Manual annotation learning and training resources
We’ve put together resources to help you learn more about manual annotation, in particular via the Apollo software – whether you’re new to manual annotation, are looking to train undergraduates in manual annotation, or just need more information.
What is manual annotation, and how does Apollo help me do it?
There are a number of definitions of manual annotation. Within the Apollo context, it means the manual improvement of a gene prediction – both the structural (e.g. the protein and transcript sequence) and functional (e.g. the name and other metadata) components. Apollo is a software package that greatly simplifies the manual annotation process via a user-friendly web interface. The i5k Workspace@NAL provides the Apollo software for all of the genome projects that we host.
How do I get an account to annotate in Apollo?
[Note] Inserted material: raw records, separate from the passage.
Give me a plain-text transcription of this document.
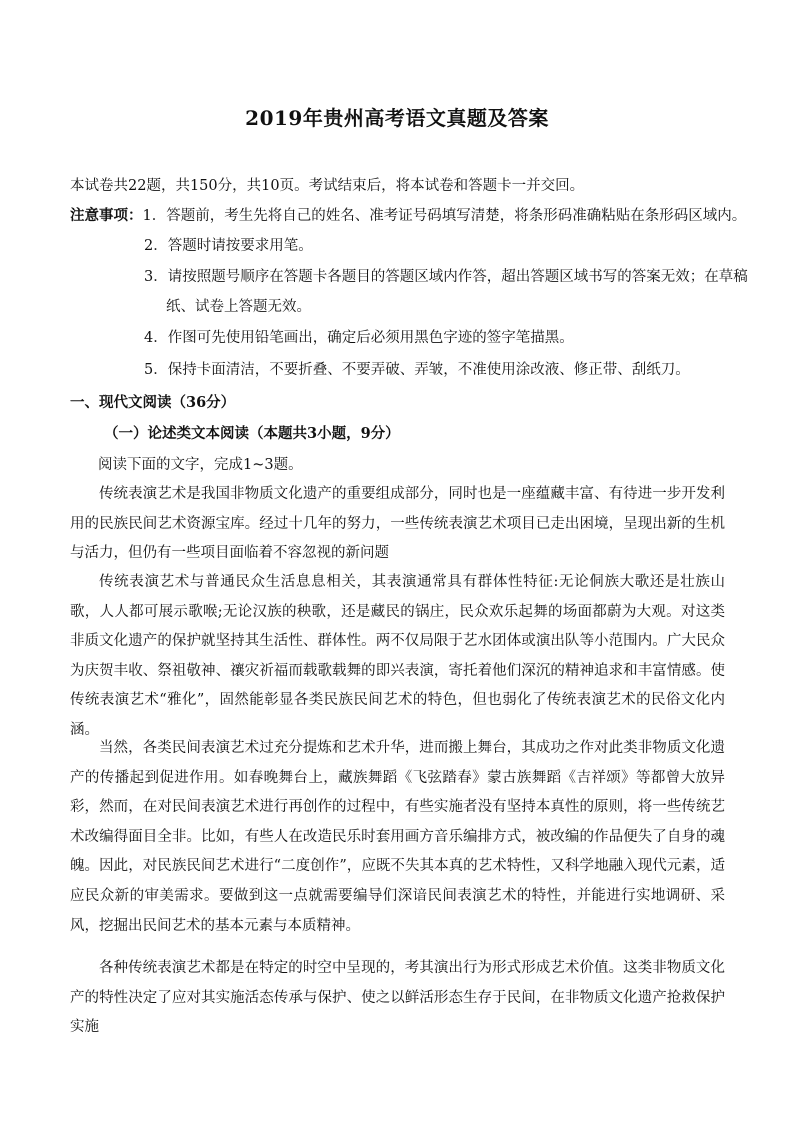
2019年贵州高考语文真题及答案
本试卷共22题，共150分，共10页。考试结束后，将本试卷和答题卡一并交回。
注意事项：1．答题前，考生先将自己的姓名、准考证号码填写清楚，将条形码准确粘贴在条形码区域内。
2．答题时请按要求用笔。
3．请按照题号顺序在答题卡各题目的答题区域内作答，超出答题区域书写的答案无效；在草稿
纸、试卷上答题无效。
4．作图可先使用铅笔画出，确定后必须用黑色字迹的签字笔描黑。
5．保持卡面清洁，不要折叠、不要弄破、弄皱，不准使用涂改液、修正带、刮纸刀。
一、现代文阅读（36分）
（一）论述类文本阅读（本题共3小题，9分）
阅读下面的文字，完成1~3题。
传统表演艺术是我国非物质文化遗产的重要组成部分，同时也是一座蕴藏丰富、有待进一步开发利用的民族民间艺术资源宝库。经过十几年的努力，一些传统表演艺术项目已走出困境，呈现出新的生机与活力，但仍有一些项目面临着不容忽视的新问题
传统表演艺术与普通民众生活息息相关，其表演通常具有群体性特征:无论侗族大歌还是壮族山歌，人人都可展示歌喉;无论汉族的秧歌，还是藏民的锅庄，民众欢乐起舞的场面都蔚为大观。对这类非质文化遗产的保护就坚持其生活性、群体性。两不仅局限于艺水团体或演出队等小范围内。广大民众为庆贺丰收、祭祖敬神、禳灾祈福而载歌载舞的即兴表演，寄托着他们深沉的精神追求和丰富情感。使传统表演艺术“雅化”，固然能彰显各类民族民间艺术的特色，但也弱化了传统表演艺术的民俗文化内涵。
当然，各类民间表演艺术过充分提炼和艺术升华，进而搬上舞台，其成功之作对此类非物质文化遗产的传播起到促进作用。如春晚舞台上，藏族舞蹈《飞弦踏春》蒙古族舞蹈《吉祥颂》等都曾大放异彩，然而，在对民间表演艺术进行再创作的过程中，有些实施者没有坚持本真性的原则，将一些传统艺术改编得面目全非。比如，有些人在改造民乐时套用画方音乐编排方式，被改编的作品便失了自身的魂魄。因此，对民族民间艺术进行“二度创作”，应既不失其本真的艺术特性，又科学地融入现代元素，适应民众新的审美需求。要做到这一点就需要编导们深谙民间表演艺术的特性，并能进行实地调研、采风，挖掘出民间艺术的基本元素与本质精神。
各种传统表演艺术都是在特定的时空中呈现的，考其演出行为形式形成艺术价值。这类非物质文化产的特性决定了应对其实施活态传承与保护、使之以鲜活形态生存于民间，在非物质文化遗产抢救保护实施
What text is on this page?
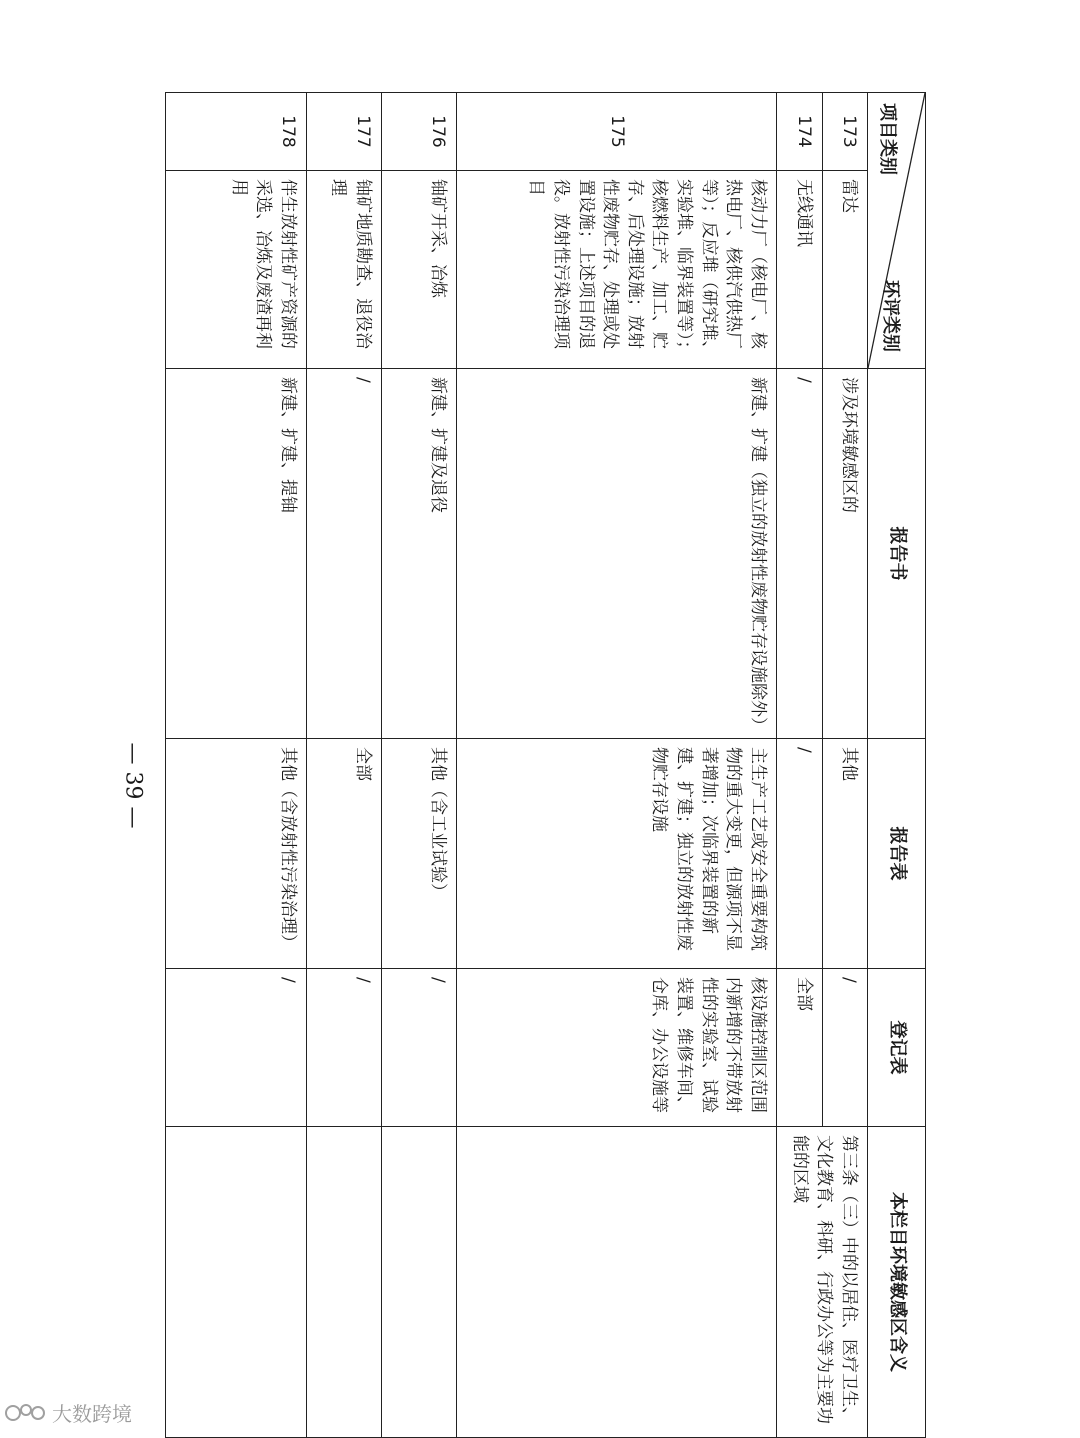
环评类别
项目类别		报告书	报告表	登记表	本栏目环境敏感区含义
173	雷达	涉及环境敏感区的	其他	/	第三条（三）中的以居住、医疗卫生、文化教育、科研、行政办公等为主要功能的区域
174	无线通讯	/	/	全部	
175	核动力厂（核电厂、核热电厂、核供汽供热厂等）；反应堆（研究堆、实验堆、临界装置等）；核燃料生产、加工、贮存、后处理设施；放射性废物贮存、处理或处置设施；上述项目的退役。放射性污染治理项目	新建、扩建（独立的放射性废物贮存设施除外）	主生产工艺或安全重要构筑物的重大变更，但源项不显著增加；次临界装置的新建、扩建；独立的放射性废物贮存设施	核设施控制区范围内新增的不带放射性的实验室、试验装置、维修车间、仓库、办公设施等	
176	铀矿开采、冶炼	新建、扩建及退役	其他（含工业试验）	/	
177	铀矿地质勘查、退役治理	/	全部	/	
178	伴生放射性矿产资源的采选、冶炼及废渣再利用	新建、扩建、提铀	其他（含放射性污染治理）	/	
— 39 —
大数跨境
You can register for an i5k Workspace Apollo account here: https://i5k.nal.usda.gov/web-apollo-registration
Tutorials on manual annotation and Apollo
- A general overview of manual annotation, with a worked example (contact i5k@ars.usda.gov if you’d like a recording): https://i5k.nal.usda.gov/sites/default/files/presentations/Apollo_training_8-2019.pdf
- An overview of the various functions of Apollo (contact i5k@ars.usda.gov if you’d like a recording): https://i5k.nal.usda.gov/sites/default/files/presentations/Apollo_webinar_8-18-2021.pdf
- The i5k Workspace’s gene and protein nomenclature guidelines: https://i5k.nal.usda.gov/i5k-workspace-gene-and-protein-naming-guidelines
- Monica Munoz-Torres, an Apollo project alumna, provides an excellent overview and dives into the details: https://www.slideshare.net/MonicaMunozTorres/presentations
- The Nescent-funded Genome Train has a number of resources to get you started: http://genomecuration.github.io/genometrain/d-feature-curation-crossing/index.html
- Alexie Papanicolaou from the Hawkesbury Institute for the Environment developed a useful tutorial: https://stressedfruitfly.com/themes/stressedfruitfly/assets/videos/snmp1_webapollo1_960.mp4
- Rob Waterhouse’s Apollo training session with BIPAA, the BioInformatics Platform for Agroecosystem Arthropods: https://www.youtube.com/watch?v=BMeSwdKiO_E
Manual annotation with undergraduate students
- Manual annotation with Apollo can be an excellent way to engage undergraduates. We encourage and support undergraduate annotation at the i5k Workspace@NAL. Get in touch with us if you are planning undergraduate annotation with i5k Workspace@NAL resources.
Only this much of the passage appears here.